Posted by on May 8, 2014 in Advertising and Marketing, Data Security, Privacy

The Federal Trade Commission (FTC) just announced that Snapchat agreed to settle charges that it deceived consumers about how its popular mobile message app worked and what personal user data it collected.  (Read the FTC’s press release here). Part of Snapchat’s appeal was a feature enabling users to control how long a message could be seen by the recipient. After the designated time limit expires, the message is destroyed, much like the mission briefings in Mission Impossible. At least that’s what Snapchat told users. According to the FTC, Snapchat misled consumers because the app didn’t exactly work the way it said it did. The FTC’s complaint against Snapchat (read it here) included these allegations:

  • Recipients of a “snap” (a Snapchat message) could save the snap using tools outside of the app. Snapchat apparently stored video snaps in a location on the recipient’s mobile device outside of the app’s secure “sandbox.” This enabled recipients to find and save video snaps by connecting their mobile device to a computer and using simple file browsing tools. Another way to bypass the deletion feature was to use apps that connected to Snapchat’s API to download and save snaps.
  • Snapchat told users that if a message recipient took a snapshot of the snap, the sender would be notified. In fact, the screenshot detection mention could be bypassed.
  • Snapchat collected geolocation data of users when it said it would not.
  • Snapchat told users to enter their mobile number to find friends who also use the app, implying that the user’s mobile phone number was the only information it collected. Without the user’s knowledge, Snapchat also collected the names and phone numbers of all contacts in the address book on the user’s phone.

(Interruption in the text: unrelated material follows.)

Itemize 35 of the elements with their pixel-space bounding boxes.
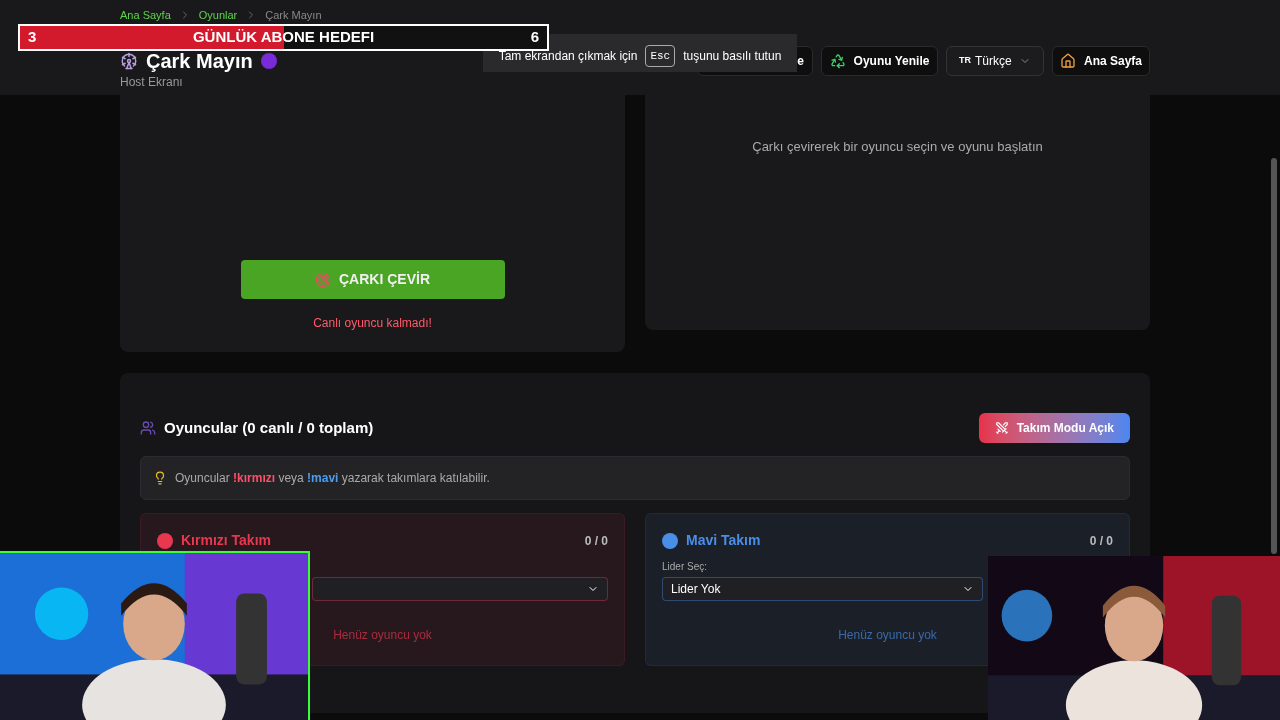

So what’s the significance of the settlement? Here are a few quick takeaways.

  • Descriptions of mobile apps in an app marketplace like iTunes App Store or Google Play are product descriptions that could be the basis for false advertising claims.
  • Including boilerplate language in an app description, terms of use, or privacy policy is a bad idea if you don’t know what it means or can’t verify its accuracy. Snapchat’s privacy policy told users that it “did not ask for, track, or access any location-specific information.” A lot of apps say that. The problem was that Snapchat integrated an analytics tracking service in the Android version of the app that did collect location information.
  • Take into account exploits and workarounds when drafting privacy policies and product descriptions. This includes software that uses the app’s API.
  • The FTC is getting more active in pursuing false advertising claims against mobile app makers. In December of last year, the FTC settled charges that the developer of the “Brightest Flashlight Free” app deceived consumers about how their geolocation information would be shared with advertising networks and other third parties. The FTC’s interest in suing companies that allow a data breach to occur is also a growing concern, especially after the New Jersey federal district court’s decision in FTC v. Wyndham Worldwide Corp., recognizing the FTC’s authority to prosecute cases where a company is alleged to have failed to maintain “reasonable and appropriate data security for consumers’ sensitive personal information.”
  • Information transmitted over the Internet is rarely, if ever, gone forever. Somehow, somewhere, electronic data can be retrieved.